Two of the country's largest counties will be sending armed guards to their schools beginning today as students head back to class after the holiday break.
Sheriff Joe Arpaio of Arizona's Maricopa County, which includes Phoenix and Tempe, sent a group of armed volunteers, known as his "volunteer posse," to patrol area schools today.
He had previously used the group to help bolster security at area malls during the heavy holiday shopping season, and to scope out undocumented immigrants living in the county.
Arpaio said it wasn't only the Newtown, Conn., school massacre on Dec.14 that convinced him to enlist his posse to patrol area schools -- a more local threat that resulted in the Dec. 20 arrest of a 16-year-old student at Red Mountain High School in Mesa for a plot to bomb the school and shoot the students and faculty also persuaded him.
"She did admit that she was going to blow up the school and shoot people in the school, and that sort of got me more interested in schools that are opening today," Arpaio told ABC News. "The posse was finishing their assignment after Christmas, so why not utilize those resources to patrol the perimeter of schools?"

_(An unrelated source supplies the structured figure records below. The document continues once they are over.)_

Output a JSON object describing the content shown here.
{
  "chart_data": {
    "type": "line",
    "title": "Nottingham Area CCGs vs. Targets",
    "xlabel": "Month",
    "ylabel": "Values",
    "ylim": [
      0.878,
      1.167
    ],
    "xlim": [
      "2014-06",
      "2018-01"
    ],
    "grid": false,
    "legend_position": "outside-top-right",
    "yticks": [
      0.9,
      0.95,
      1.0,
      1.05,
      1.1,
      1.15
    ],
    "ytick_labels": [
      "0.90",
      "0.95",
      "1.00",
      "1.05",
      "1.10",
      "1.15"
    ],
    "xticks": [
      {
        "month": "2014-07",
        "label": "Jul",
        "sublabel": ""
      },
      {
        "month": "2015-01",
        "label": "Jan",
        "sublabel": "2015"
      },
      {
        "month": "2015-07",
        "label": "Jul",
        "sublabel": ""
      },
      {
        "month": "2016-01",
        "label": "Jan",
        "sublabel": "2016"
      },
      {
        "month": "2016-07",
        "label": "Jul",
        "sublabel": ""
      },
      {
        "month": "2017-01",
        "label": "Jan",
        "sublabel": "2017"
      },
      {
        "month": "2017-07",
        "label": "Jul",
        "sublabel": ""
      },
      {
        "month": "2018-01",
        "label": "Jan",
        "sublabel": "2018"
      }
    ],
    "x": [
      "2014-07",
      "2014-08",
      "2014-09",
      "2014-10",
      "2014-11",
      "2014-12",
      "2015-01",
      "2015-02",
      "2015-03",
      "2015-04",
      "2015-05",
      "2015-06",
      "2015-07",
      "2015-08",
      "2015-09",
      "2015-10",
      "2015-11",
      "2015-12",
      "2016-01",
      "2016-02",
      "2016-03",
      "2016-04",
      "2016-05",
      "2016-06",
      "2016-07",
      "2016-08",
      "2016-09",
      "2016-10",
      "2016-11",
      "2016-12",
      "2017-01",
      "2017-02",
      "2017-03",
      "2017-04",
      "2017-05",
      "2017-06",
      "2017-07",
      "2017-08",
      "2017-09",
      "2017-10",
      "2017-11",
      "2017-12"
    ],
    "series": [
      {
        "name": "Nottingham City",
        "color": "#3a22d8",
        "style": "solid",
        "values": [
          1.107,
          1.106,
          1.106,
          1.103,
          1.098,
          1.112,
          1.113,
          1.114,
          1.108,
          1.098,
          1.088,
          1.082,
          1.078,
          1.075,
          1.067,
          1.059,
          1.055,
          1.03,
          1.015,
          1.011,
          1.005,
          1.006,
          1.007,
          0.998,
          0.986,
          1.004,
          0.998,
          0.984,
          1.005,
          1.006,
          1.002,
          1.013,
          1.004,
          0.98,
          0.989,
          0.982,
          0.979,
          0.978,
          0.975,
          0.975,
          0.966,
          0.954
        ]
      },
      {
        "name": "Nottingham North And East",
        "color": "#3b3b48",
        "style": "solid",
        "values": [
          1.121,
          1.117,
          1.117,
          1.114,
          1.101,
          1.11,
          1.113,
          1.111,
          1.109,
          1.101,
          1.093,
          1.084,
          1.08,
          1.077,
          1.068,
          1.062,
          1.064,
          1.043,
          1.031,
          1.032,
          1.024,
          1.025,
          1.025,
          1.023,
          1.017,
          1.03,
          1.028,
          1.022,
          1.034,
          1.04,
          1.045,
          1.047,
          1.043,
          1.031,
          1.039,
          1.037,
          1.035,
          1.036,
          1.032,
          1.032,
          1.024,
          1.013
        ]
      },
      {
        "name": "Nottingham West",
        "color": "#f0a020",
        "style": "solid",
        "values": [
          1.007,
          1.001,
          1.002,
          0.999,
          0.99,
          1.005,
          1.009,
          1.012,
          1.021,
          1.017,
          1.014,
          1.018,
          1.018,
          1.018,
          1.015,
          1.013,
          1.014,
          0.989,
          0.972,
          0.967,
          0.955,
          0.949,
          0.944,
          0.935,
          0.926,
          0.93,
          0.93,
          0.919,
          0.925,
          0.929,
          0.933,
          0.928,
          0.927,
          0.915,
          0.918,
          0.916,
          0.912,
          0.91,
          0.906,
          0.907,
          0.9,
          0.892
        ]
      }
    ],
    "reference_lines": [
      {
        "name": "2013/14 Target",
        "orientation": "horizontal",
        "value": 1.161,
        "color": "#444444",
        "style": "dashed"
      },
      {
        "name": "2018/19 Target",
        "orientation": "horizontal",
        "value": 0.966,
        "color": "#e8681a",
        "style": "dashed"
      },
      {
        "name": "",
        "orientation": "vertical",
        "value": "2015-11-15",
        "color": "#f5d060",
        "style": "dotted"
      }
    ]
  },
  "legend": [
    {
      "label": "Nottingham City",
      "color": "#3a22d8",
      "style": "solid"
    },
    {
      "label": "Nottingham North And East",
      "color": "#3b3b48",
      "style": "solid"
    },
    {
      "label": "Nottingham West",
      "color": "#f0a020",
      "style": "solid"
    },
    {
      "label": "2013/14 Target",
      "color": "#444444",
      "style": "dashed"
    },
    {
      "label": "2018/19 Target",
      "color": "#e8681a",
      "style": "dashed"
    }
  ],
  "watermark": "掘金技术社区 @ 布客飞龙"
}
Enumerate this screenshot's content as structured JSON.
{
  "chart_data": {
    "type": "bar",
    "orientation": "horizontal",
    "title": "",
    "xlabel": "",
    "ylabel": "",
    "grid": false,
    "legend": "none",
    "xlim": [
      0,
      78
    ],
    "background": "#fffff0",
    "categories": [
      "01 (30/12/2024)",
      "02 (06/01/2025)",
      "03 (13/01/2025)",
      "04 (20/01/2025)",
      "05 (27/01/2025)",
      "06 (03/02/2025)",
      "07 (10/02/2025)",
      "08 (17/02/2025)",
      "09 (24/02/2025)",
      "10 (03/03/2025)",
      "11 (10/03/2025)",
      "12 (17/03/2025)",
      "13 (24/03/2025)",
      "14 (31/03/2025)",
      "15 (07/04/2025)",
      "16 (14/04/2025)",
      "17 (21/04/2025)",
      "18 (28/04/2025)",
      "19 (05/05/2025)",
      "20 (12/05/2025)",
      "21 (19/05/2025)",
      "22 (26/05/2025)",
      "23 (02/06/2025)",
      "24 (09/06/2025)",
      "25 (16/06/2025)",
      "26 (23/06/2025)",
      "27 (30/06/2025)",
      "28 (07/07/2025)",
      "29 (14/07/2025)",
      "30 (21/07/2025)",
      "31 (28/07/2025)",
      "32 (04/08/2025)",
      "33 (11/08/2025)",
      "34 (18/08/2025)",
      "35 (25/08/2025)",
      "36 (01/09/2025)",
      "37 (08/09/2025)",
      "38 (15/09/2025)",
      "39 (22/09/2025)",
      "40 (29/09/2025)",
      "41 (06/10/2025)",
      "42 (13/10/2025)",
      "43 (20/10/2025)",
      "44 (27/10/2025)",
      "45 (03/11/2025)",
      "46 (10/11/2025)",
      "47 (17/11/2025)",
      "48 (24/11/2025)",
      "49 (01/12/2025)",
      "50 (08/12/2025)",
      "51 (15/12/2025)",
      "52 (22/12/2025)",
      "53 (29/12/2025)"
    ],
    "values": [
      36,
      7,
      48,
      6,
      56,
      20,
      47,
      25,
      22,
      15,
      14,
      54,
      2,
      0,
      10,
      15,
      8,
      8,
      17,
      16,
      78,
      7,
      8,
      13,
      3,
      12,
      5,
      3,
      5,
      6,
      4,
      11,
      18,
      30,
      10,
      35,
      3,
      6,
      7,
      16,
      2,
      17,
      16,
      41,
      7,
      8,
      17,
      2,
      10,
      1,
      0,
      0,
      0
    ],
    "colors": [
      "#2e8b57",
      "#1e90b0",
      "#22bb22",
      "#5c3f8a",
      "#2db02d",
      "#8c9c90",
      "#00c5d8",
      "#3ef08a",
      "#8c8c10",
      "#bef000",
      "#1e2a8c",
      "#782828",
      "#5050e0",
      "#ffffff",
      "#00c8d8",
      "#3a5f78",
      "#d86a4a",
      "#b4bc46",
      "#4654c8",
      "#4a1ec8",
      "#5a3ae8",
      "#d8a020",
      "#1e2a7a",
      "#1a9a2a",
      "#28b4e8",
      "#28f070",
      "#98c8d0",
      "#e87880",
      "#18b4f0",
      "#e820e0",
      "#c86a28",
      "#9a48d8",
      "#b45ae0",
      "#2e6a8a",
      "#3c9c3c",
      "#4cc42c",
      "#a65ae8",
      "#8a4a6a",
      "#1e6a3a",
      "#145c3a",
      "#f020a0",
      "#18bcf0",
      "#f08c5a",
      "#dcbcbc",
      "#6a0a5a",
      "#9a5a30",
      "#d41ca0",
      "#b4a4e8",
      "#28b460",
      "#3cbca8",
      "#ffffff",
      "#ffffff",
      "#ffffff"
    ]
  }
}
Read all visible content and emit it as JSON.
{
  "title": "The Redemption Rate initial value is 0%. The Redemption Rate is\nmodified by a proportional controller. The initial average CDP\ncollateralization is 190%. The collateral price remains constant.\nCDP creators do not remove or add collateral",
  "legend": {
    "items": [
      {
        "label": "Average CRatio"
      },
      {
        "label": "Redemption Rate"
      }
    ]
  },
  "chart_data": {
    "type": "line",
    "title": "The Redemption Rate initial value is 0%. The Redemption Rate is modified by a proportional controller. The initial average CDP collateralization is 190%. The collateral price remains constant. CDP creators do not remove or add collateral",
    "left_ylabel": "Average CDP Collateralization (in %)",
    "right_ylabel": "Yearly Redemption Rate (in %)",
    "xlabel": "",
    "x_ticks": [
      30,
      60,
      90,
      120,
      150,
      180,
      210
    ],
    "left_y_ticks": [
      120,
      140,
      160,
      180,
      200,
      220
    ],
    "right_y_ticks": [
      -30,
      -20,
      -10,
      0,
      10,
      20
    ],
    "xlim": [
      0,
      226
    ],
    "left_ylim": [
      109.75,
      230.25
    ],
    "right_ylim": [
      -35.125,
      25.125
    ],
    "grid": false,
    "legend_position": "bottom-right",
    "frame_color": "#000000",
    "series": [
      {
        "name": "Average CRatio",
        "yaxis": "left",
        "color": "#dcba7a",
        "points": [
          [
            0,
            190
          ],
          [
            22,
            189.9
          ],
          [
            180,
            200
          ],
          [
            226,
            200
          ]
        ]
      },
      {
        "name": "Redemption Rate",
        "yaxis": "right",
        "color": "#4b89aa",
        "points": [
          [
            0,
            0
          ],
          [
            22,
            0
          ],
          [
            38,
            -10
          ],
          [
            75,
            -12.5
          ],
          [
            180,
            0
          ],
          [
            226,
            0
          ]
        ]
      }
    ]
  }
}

More than 500 volunteers will help to patrol the county's 52 schools, along with members of the sheriff's Special Weapons and Tactics, or SWAT, team when they are not performing their regular duties, along with police dog units, Arpaio said. The volunteers will receive 100 hours of training and drive marked vehicles. In some cases, they will be armed with automatic weapons, he said.
"I believe we should put police officers in school, in uniform, armed," Arpaio said. "But so far all the politicians do is talk, talk, talk, and so we're out there doing something."
Police officers in Los Angeles County are also taking action as more than a dozen law enforcement agencies increase patrols in area public schools beginning today.
"Every division has deployed officers to the actual schools," said Los Angeles Police Department Lt. Andy Neiman. "We'll have officers at every single elementary school this morning as children arrive with parents, and they'll be there for departure at the close of schools today."
Neiman said that officers will show up at schools throughout Los Angeles throughout the day to make sure students, faculty and parents are aware of their presence.
"It's a reassurance in response to what occurred in Newtown. This is one thing that the leadership here in Los Angeles got together, and Chief Charlie Beck decided he wanted to reassure our community that our kids and schools are safe. We're putting police officers there so they can be seen," Neiman said.
The beefed-up presence will continue for an "indefinite" amount of time, he said. Officers will also patrol any private schools that request extra security, according to ABC News station KABC.
"We just want to monitor them a little bit closer," said Sgt. Michael Arriaga, spokesman for the Los Angeles Sheriff's Department. "We're going to have an increased presence and instruct our personnel that if nothing serious is pending, then kind of as a routine they should make their presence known."
Kim Amer, a parent, told KABC. "I think more security will make people feel better. Right now, when these types of things are going on, you can't have too much security."